Cedric Patjole | Loop PNG | May 19, 2018
Changes to the Mineral Resources Act 1992 have created uncertainty in the mining industry, especially with rising mineral prices.
Former executive director and now advisor to the PNG Chamber of Mines and Petroleum, Greg Anderson, said this during the Resources Sector Media Workshop.
He said the uncertainty created will determine exploration activity as well as whether mineral projects are developed.
Anderson gave a detailed presentation on the impact of the MRA Act changes. Positives included:
- The extension of Exploration License term from 2 years to 5 years, and maximum size o shore increased to 10,000km2
- Documentation required for a Mining License application now prescribed. This includes:
- Community engagement plan, LIS, social mapping study
- Employment and training plan, goods and services procurement plan, business development assistance plan
- Rehabilitation and mine closure plan
- Feasibility study and mine waste management plan
- Resettlement action plan
- Timelines set for a decision on the State equity participation option linked to the application process for a Mining License (as per Kumul Minerals Authorisation Act)
- A party to a Community Development Agreement (CDA) (MOA) that fails to sign cannot delay or ‘hold to ransom’ the approval process for the CDA
However he said the negatives significantly outweighed the positives. They included:
- The State given the right to compulsory acquire (on ‘commercial terms’) any project upon the expiry of the 25th year of the first term of the ML or thereafter (expropriation)
- Royalty increased to 3 percent (bringing it to 3.5 percent with the increased Production Levy in the revised MRA Act )
- Limiting of the un-recouped sunk costs for State equity participation to: Only 50 percent of the accumulated exploration costs; and for he current tenement holder only, and for no more than 20 years prior to ML grant
- Agreements to include a provision on the protection of minority shareholder rights including when and how dividends will be determined, declared and paid
- There are no “grandfathering” provisions – existing operations are required to comply with all aspects of the new Act within 12 months (social disruption)
- Very significant increase in reporting requirements; will increase costs and bureaucratic load on the MRA, MAC and explorer/developer. Are these additional plans and reports justified, how are they to be reviewed in a meaningful way, can they be combined or better managed?
- Any changes to Government policy take precedence over the MDC (totally annuls the sanctity of the MDC). MDC subject to five year reviews
- There is only one tenement for mining, the ML (SML abolished; one size ts all) & the MAC now approves all tenements (Minister formally grants tenement but has to abide by decision of MAC). Industry endorses MAC’s role in approval of ELs & smaller mining projects but believes direct NEC approval & grant of ML needed for larger projects
- International FIFO banned under an ML (also financial impact)
- Unworkable obligation to commence development and maintain production leading to cancellation of ML “Reservation of Land from Mining” provision that does not protect the right of: existing EL applicants for grant or renewal (they are terminated); existing ML holder to renew when a reservation is in place (cannot lodge an application which could result in the forced closure of a mine)
- Unsatisfactory conditions for ELs: maximum size of onshore EL reduced 50% to 1,250km2; requirement for year 3 external audit, at renewal (MAC), or anytime by MD fee of K5,000 to surrender an EL; no consolidation of ELs
- Unsatisfactory Compensation Agreement that must take into account “possible changes in the landholder structure”
- Powers and duties of authorising o cers excessive and in some cases open to abuse.
- Penalties are excessive and punitive, eg. A person, engaging in FIFO (not defined) can be locked up for 15 years;
not a tenement holder, can be locked up for 2 years for not providing information the MD deems “useful for the enforcement of this Act”

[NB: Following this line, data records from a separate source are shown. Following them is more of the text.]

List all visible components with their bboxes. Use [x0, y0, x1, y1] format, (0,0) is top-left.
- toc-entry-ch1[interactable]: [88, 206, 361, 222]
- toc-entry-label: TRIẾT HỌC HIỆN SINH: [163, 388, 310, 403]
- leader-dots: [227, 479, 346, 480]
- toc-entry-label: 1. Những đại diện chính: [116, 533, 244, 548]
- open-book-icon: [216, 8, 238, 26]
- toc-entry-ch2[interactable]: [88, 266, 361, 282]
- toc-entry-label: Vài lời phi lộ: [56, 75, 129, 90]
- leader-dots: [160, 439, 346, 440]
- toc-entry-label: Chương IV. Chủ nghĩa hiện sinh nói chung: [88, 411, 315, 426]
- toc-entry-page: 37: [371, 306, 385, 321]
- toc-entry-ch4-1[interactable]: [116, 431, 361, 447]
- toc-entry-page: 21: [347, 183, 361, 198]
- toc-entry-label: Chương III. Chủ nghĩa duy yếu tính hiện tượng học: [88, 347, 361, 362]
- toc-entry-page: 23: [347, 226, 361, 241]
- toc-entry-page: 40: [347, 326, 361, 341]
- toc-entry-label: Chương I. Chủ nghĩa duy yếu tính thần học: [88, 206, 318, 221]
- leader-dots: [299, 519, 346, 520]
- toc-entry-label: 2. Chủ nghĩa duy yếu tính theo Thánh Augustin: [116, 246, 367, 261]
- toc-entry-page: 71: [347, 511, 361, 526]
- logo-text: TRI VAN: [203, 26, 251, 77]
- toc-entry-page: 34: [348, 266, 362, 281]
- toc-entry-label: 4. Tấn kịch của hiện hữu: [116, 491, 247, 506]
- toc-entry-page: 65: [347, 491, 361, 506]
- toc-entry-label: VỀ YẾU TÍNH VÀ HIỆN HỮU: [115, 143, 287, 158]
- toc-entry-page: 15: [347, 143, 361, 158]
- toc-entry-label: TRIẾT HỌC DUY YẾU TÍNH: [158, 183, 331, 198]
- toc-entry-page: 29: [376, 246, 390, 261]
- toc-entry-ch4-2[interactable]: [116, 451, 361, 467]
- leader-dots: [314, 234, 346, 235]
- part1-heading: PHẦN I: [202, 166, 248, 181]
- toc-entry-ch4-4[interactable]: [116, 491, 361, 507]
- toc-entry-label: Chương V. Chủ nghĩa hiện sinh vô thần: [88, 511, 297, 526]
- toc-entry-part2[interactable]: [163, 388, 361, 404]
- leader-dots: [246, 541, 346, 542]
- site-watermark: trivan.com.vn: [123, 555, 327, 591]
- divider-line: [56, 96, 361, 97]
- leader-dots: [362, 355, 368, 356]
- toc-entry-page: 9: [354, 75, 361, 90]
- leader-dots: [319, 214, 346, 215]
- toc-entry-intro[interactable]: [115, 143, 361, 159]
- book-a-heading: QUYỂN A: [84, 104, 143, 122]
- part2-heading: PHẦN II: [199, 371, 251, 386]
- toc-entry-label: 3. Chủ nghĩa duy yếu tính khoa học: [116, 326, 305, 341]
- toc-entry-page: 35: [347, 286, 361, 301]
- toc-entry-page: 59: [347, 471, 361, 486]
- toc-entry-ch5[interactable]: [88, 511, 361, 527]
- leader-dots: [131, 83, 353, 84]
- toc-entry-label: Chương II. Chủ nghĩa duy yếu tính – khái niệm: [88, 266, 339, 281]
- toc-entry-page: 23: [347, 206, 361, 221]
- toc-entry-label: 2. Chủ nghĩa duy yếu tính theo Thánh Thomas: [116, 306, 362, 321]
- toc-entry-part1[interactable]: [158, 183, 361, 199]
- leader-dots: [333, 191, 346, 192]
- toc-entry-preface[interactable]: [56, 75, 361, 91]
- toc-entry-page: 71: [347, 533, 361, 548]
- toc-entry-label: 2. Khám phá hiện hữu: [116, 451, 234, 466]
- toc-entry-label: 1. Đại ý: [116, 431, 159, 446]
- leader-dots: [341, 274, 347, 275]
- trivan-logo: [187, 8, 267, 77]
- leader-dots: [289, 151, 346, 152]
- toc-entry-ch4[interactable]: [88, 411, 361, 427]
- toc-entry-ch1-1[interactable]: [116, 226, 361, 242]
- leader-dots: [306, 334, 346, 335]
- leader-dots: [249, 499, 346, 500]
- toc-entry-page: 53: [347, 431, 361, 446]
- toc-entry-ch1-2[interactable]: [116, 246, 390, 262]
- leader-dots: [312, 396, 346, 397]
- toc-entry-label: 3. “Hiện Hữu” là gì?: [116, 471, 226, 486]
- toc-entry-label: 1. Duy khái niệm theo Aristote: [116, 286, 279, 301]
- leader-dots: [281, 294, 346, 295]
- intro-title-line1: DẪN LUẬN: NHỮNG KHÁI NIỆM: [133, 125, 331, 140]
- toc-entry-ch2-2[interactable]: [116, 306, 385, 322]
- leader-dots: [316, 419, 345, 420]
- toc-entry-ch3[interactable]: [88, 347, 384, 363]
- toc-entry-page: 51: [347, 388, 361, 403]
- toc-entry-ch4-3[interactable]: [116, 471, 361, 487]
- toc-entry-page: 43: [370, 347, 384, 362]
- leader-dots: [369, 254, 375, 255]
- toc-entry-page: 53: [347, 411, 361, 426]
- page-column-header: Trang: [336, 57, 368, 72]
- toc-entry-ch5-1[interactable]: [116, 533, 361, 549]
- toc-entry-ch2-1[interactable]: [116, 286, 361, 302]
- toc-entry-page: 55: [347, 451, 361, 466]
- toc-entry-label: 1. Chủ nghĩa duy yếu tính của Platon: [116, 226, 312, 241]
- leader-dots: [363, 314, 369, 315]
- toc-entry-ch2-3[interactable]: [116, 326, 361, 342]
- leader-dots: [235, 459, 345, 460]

- The definition of “offshore” will lead to confusion with existing projects that are onshore/onshore and the application of the “CAB” needs to be clarified
- Impractical “Transparency Initiative Publications” – IRC, PG, developer, LOA must submit quarterly benefits report or CEO/chairman ned K25,000
“The Mining Sector is strongly opposed to the revised mining act of which I have just outlined. It is internationally uncompetitive, extremely so, especially with all the tax changes that have gone on as well. It will be a strong deterrent to any future mining projects and a serious impediment to the operations of the current mines,” Anderson said.
Anderson said currently mineral prices were on the rise as witnesses five years ago before a slump. And the uncertainty created by the legislative changes affected exploration and mine development.
“This present all of us with a serious dilemma. We’ve got a rise in commodity prices, the cycle was recovering and coming back in our favour like it did in 2003 and we captured it beautifully.
“Now we’ve got all these uncertainties facing us; how are we going to capture this rise in commodity prices, build new projects and expand our exploration sector?”
He said the PNG Chamber of Mines had done two independent reviews and had encouraged the Government to carry out its own review to authenticate the veracity of those reports and recommendations.
Anderson said the Government must renew discussions with a multi-disciplinary team drawn from all relevant key government organisations, with all meetings chaired by an eminent, independent chairman.